That being said, we need to ralize that GW is top dog in the table top War Games world. You want the best, you're going to pay for it.

The thing that really bothered me was the 300% price hike of the greater daemons when they were resculpted in the late 90's/early 2000's by Trish Morrison. Awesome models, but a 300% price hike? 

GW re-did the land raider and it went from a $30 tank to a $50 - $55 tank. 

WTF????


----------



## nobrot (Jan 24, 2007)

You got to think that Gw wants to keep its physical shop presence to keep getting the kids and more importantly there parents, in to get them "hooked" and the money rolling in. A large portion of there income is from there mail order and online but according to there own info the large majority of new customers come in through there doors not online. Its going to be a tough one to manage as there in the same boat as all the other high street stores, the cost to have a physical shop compared to a central store and running the rest online is going o go through the roof in the next few years. With GW wanting to stay where they are they are going to be at a serious disadvantage to the other table top games out there that rely on other stores/online purchases.

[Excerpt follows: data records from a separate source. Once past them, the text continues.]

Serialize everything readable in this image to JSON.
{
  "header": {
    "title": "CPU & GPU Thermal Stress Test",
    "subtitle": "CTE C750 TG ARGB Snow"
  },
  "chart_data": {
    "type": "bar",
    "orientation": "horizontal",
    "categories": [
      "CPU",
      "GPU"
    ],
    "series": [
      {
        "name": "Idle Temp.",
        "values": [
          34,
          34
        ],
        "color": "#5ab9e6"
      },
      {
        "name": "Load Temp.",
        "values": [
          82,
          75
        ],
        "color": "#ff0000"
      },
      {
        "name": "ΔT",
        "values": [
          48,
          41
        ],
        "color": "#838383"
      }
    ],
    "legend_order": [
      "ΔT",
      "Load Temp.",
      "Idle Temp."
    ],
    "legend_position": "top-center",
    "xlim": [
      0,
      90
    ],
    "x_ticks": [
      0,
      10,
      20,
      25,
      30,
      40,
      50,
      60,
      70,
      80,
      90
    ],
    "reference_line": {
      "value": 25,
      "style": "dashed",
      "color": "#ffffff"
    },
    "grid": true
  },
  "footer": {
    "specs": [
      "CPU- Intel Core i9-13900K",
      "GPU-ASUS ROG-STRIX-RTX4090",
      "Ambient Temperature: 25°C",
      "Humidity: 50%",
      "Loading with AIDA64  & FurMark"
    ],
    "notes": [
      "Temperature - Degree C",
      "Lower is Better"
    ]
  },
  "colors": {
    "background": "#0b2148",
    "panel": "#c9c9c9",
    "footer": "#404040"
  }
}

The upshot is that sooner or later GW will have to listen to what the players want in the system to keep them buying, might take 300 years but hey


----------



## hephesto (Feb 24, 2007)

Although I like the lotr minis, I can't help but agree that it is causing a lott of problems for GW and our beloved 40K system. The thing I just can't understand is that they say that lotr is experiencing a decline in sales, yet they keep putting out more models and books. The next one is already on the horizon.

GW's rather 'unique view' of marketing and customer services linked with the general bad rep us 'toysoldier'-collectors get isn't helping the sales either.

Still I think/hope GW will be around for a least another 20-30 years, lets face it we all moan and complain about the suspicious prize rising but we still buy a lott of their stuff. Now if they only stop with the would 'we need more space marines'-vibe and get some stuff for other races such as Orks and Dark Eldar. I'm a chaos fan and I can't wait for the new dex and models, but I'd be very much willing to just wait another year if Orks and Dark Eldar would come first. Both of those armies deserve the update a lott more than chaos.


----------